Ghostbusters: Frozen Empire Is an Ice Pick To the Heart of the Franchise

If Ghostbusters: Afterlife ignited pure rage inside my Ghostbusters-loving heart three years ago, then Ghostbusters: Frozen Empire was surely created to chill my soul and deaden my feelings to protect me from any more cinematic hurt.
Like a rube, a little piece of me believed that the earned criticisms leveled at Ghostbusters: Afterlife, accusing it of being a hollow exercise in nostalgia mining, would inspire writers Gil Kenan and Jason Reitman to take the notes and get creative with their miraculous second bat at the IP. Welp, the joke’s on me. Ghostbusters: Frozen Empire doubles down, fully committing to its existence as a cynical nostalgia raid masquerading as a movie.
This time, Kenan takes over directing duties, with the duo churning out a screenplay that somehow wooed back a boatload of talent, including even more original Ghostbusters cast members, everyone from Afterlife, plus comedians who try their best, like Kumail Nanjiani, Patton Oswalt and James Acaster. But yet again, no one gets used to their potential! In fact, if you told me Kenan and Reitman fed every piece of Ghostbusters mythology into ChatGPT, hit return and shot exactly what was spat out, I’d 100% buy it.

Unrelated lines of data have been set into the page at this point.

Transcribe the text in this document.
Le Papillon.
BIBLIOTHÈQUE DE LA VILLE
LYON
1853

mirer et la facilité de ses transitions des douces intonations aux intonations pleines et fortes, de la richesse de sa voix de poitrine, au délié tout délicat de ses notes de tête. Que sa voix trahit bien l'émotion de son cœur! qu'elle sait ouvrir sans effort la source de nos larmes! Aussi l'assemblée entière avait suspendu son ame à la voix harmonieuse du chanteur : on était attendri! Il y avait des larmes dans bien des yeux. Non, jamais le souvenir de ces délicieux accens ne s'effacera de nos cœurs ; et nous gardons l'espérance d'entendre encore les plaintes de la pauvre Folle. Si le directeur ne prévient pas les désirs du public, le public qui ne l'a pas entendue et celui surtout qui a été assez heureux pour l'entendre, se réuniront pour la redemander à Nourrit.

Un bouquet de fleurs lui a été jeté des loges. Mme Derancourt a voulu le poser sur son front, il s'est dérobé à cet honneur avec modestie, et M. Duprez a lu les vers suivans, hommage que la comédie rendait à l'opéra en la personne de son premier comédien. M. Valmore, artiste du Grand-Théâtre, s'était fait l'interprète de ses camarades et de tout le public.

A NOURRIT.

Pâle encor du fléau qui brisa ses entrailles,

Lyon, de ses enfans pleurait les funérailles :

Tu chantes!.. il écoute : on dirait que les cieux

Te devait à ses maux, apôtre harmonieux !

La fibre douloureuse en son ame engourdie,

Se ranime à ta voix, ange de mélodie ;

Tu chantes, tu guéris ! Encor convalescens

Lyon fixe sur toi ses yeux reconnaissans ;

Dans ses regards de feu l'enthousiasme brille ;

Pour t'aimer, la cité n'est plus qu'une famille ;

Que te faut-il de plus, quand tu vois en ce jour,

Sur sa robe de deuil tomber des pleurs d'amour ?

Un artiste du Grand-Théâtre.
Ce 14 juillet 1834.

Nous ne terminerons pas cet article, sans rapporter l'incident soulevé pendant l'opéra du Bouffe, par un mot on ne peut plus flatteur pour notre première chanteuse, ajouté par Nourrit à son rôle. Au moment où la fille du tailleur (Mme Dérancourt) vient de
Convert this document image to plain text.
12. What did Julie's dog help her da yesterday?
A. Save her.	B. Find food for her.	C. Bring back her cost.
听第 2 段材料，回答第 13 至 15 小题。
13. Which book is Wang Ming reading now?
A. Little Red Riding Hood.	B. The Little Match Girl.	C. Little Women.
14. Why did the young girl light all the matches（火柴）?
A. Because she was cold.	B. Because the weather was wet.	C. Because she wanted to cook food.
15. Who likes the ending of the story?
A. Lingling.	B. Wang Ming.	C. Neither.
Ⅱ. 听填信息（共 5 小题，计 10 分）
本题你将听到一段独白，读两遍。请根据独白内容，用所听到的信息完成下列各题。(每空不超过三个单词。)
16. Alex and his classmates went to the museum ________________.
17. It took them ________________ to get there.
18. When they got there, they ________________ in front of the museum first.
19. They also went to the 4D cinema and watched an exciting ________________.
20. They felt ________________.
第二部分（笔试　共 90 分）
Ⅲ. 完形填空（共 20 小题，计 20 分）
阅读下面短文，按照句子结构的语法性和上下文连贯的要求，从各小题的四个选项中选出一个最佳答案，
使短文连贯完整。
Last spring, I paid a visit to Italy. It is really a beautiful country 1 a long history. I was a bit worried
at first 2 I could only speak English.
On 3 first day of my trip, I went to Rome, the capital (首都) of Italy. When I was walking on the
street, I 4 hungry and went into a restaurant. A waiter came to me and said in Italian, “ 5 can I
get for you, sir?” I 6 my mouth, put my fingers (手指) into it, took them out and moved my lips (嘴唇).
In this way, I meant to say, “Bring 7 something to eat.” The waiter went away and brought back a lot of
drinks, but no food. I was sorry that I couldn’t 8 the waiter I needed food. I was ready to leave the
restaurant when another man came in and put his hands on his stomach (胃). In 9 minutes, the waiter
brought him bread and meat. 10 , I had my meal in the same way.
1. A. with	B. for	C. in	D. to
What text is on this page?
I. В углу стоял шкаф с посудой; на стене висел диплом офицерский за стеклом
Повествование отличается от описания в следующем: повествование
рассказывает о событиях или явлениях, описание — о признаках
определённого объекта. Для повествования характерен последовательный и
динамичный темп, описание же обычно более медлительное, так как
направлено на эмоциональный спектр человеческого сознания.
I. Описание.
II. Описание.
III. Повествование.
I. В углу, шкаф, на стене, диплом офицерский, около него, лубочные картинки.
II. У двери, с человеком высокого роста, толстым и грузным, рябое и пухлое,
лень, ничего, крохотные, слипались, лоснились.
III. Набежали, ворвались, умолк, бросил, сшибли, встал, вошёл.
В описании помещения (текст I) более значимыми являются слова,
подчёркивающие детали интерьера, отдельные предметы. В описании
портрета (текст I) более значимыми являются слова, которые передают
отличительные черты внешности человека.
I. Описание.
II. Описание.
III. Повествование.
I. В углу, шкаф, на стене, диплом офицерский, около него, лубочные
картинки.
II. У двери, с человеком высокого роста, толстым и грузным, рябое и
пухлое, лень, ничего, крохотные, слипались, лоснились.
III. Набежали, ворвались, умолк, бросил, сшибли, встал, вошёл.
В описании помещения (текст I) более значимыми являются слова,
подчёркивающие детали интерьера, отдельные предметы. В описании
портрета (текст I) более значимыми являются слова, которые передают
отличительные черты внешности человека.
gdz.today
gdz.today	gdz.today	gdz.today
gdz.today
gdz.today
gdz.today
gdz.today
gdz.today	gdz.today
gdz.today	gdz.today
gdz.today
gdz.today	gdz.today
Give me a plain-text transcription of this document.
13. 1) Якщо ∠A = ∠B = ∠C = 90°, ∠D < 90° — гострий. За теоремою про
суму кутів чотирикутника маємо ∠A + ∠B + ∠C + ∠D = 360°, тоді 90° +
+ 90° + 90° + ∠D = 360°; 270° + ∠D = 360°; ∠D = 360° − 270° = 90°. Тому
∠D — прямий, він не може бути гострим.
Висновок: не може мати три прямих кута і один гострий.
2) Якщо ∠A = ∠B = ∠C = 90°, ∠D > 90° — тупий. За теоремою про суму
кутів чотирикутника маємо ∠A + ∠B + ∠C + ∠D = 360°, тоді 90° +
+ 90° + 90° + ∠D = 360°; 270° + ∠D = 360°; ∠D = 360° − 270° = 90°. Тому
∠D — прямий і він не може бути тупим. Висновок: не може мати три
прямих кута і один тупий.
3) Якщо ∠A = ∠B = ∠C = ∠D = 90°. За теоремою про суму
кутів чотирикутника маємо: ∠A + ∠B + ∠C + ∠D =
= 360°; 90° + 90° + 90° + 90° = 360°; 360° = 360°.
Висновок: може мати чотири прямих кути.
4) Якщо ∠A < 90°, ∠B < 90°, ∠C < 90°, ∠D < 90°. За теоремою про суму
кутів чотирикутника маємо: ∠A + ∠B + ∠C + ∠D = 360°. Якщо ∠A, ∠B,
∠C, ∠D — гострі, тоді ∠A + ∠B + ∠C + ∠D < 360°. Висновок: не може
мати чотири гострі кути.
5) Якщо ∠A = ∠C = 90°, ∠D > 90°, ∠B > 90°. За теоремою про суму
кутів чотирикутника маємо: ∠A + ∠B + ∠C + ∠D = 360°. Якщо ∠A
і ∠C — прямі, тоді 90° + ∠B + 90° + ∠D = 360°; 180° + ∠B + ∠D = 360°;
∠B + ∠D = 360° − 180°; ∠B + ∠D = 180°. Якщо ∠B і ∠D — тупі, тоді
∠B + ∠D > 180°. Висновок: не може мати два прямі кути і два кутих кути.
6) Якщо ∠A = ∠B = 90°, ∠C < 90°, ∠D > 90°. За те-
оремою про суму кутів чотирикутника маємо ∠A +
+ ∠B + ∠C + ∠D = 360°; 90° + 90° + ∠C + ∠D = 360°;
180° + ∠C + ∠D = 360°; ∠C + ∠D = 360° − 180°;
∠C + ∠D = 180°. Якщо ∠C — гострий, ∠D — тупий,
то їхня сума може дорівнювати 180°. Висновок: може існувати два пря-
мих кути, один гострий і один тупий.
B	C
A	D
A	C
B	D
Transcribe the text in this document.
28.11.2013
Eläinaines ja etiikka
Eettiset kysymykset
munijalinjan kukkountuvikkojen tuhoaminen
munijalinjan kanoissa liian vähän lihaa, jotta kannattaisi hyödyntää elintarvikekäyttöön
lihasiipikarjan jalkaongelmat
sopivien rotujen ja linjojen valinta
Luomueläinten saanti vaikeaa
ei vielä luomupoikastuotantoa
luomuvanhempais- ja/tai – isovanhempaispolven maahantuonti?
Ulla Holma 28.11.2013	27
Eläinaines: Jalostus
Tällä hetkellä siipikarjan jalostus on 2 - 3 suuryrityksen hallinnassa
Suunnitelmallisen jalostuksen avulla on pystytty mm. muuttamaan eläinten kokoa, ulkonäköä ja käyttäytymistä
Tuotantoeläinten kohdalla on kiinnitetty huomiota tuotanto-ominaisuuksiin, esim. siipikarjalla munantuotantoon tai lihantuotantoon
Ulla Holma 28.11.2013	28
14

Ghostbusters: Frozen Empire opens two years after the slapdash Ghostbusters: Afterlife tag that revealed OG Ghostbuster-turned-businessman Winston Zeddemore (Ernie Hudson) as the owner of the Ghostbusters’ firehouse and Ecto-1. The Spengler clan—Callie (Carrie Coon), Phoebe (McKenna Grace) and Trevor (Finn Wolfhard)—and Gary Grooberson (Paul Rudd) are now the residents of said firehouse and the operators of the still infamous Ghostbusters business. In the original, Venkman (Bill Murray), Egon (Harold Ramis) and Ray (Dan Ackroyd) sunk their last funds into a paranormal shingle because they’d been run out of academia and needed to eat. But here, no reason is provided for why two grown adults (and unpaid laborers Trevor and Phoebe) are bustin’ ghosts in the mean streets of New York with all the intention and expertise of random tourists. No one seems to have gained any passion, precision (judging by their crap aim) or even close to their 10,000 hours of knowledge in this pursuit. At least the OGs liked what they did.
Phoebe remains the only smart one in the family. But shooting up the City once too often gets the family slightly reprimanded by now-Mayor Walter Peck (William Atherton) for allowing an underaged teen with a nuclear reactor on her back and no work papers to run wild. So she gets benched from the business. That makes Phoebe mopey and rebellious, forcing her to make “dumb kid” screenplay decisions throughout the story that go against everything established about her character in the first movie. Bored, she turns to Uncle Ray, who still runs his occult store and now a cheesy YouTube show with Podcast (Logan Kim). If this is where you question how that kid made it to Manhattan, well, Ghostbusters: Frozen Empire has quite the tiny town problem. Seems like all of the Ghostbusters: Afterlife cast must have locked in rock-solid sequel deals because no one is left to the wayside, even when it makes no sense. Why is Podcast in the City? How is Lucky (Celeste O’Connor) randomly interning as a Ghostbuster with other New York parapsychologists, but somehow forgot to tell Trevor about it?